Teramo. Sono iniziati i lavori di manutenzione straordinaria sulle strade provinciali: una rete viaria che ha subito gravi danni dalle piogge torrenziali della primavera scorsa quantificati in 46 milioni di euro.
In attesa dei finanziamenti di ristoro, l’Ente ha pianificazione gli interventi che sono coperti con il Fondo di Coesione sociale – circa 16 milioni di euro da suddividere in tre annualità – che arrivano direttamente dal bilancio dello Stato e sono redistribuiti dalle Regioni.
In totale 43 cantieri ai quali si aggiungono gli interventi che si stanno realizzando con fondi di bilancio, circa 1 milione e mezzo di euro; i fondi Ministeriali, circa 3 milioni di euro e quelli dei mutui; i 3 milioni e 400 mila euro del Piano Ponti.
Proprio sui ponti, i fondi che vengono redistribuiti alle Province risultano particolarmente insufficienti; l’Ente ha quindi acceso mutui per Collerenti, per il ponte di Fiumicino e per il completamento del Ponte di Castelnuovo: in totale circa 9 milioni di risorse. A ciò si aggiunge il mutuo da 5 milioni di euro per il progetto di ristrutturazione e messa in sicurezza Strada Provinciale 27/A (SP 27/A) Atri-Pineto.
Sono anche iniziati i lavori di manutenzione straordinaria per la messa in sicurezza delle scarpate di monte franate durante gli avversi eventi meteo del 31 marzo sulle provinciali 37 di Castelli e sulla 365 di Bisenti nei pressi del capoluogo. In questo caso con i fondi dell’Ente.

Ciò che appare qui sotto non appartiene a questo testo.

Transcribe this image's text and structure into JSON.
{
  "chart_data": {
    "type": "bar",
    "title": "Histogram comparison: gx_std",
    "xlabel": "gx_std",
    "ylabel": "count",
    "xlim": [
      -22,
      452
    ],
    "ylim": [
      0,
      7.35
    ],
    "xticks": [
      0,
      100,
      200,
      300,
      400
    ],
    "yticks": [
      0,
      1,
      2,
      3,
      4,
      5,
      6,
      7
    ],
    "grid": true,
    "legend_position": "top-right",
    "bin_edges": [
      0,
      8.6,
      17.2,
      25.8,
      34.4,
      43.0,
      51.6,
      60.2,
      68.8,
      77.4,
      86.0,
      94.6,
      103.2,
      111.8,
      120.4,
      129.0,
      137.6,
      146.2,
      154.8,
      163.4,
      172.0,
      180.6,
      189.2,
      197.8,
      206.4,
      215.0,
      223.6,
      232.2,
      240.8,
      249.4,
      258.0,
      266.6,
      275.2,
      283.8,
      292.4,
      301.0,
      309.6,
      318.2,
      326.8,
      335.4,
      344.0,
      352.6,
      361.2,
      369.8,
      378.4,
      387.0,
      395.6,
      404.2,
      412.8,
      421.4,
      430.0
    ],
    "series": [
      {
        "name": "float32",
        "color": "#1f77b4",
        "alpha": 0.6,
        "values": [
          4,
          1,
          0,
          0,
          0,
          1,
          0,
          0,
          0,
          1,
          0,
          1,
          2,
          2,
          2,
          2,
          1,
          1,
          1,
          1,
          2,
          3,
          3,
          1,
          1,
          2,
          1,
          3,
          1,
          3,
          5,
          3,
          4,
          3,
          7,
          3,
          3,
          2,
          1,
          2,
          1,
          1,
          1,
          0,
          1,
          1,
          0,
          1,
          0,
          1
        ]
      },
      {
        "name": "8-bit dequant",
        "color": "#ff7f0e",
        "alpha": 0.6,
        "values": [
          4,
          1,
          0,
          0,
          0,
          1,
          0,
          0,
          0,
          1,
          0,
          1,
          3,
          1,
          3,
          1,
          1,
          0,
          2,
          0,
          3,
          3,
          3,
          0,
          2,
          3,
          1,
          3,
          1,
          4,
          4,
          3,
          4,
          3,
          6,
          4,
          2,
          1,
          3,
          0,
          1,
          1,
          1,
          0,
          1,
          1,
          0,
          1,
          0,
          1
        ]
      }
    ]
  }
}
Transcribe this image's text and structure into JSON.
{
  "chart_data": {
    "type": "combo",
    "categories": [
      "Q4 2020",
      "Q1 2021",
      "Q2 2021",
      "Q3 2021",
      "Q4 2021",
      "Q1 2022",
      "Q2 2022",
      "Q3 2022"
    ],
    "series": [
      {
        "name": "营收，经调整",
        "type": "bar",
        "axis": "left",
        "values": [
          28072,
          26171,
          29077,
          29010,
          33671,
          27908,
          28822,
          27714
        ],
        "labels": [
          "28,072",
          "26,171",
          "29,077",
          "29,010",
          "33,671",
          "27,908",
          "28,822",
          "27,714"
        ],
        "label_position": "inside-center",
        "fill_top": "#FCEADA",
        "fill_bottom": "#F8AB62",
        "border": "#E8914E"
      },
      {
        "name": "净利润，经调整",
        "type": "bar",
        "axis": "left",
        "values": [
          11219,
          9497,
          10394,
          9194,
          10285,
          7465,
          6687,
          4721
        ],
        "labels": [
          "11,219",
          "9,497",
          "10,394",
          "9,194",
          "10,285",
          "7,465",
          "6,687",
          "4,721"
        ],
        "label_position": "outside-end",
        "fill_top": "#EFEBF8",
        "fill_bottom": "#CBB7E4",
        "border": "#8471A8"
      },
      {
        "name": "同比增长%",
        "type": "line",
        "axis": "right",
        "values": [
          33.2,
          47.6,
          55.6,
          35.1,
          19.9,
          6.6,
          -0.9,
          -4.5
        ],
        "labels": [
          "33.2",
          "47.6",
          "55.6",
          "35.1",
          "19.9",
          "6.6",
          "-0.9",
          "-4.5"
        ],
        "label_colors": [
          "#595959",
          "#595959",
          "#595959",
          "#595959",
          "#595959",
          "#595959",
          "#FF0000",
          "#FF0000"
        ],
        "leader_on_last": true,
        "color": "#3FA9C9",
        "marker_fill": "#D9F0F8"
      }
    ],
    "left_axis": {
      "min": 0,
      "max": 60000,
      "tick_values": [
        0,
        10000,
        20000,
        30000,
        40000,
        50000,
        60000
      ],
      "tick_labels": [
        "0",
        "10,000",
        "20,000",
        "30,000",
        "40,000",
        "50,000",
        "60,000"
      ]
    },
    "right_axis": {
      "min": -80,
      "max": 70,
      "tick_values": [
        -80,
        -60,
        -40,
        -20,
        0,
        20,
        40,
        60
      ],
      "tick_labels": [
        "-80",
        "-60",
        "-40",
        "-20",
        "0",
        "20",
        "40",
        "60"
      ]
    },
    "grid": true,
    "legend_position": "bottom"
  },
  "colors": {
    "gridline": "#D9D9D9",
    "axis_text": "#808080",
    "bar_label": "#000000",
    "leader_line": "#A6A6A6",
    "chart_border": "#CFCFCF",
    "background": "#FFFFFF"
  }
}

“Si tratta di una campagna di manutenzioni straordinarie fra le più importanti degli ultimi anni – sottolinea il presidente Camillo D’Angelo – per ridare dignità e decoro alla nostra rete viaria. Non solo asfalti e rimozioni frane e smottamenti ma anche segnaletica e opere di sicurezza come i guar dail. Ma va comunque sempre detto che il gap fra le risorse necessarie e quelle che abbiamo sono totalmente insufficienti. Basti pensare che noi, le Province, possono contare su 4/5 mila euro a km per le manutenzioni straordinarie e l’Anas 90 mila a chilometro. Questo dato è dirimente: per questo la battaglie delle Province che si stanno battendo per tornare alla normalità amministrativa e finanziaria”.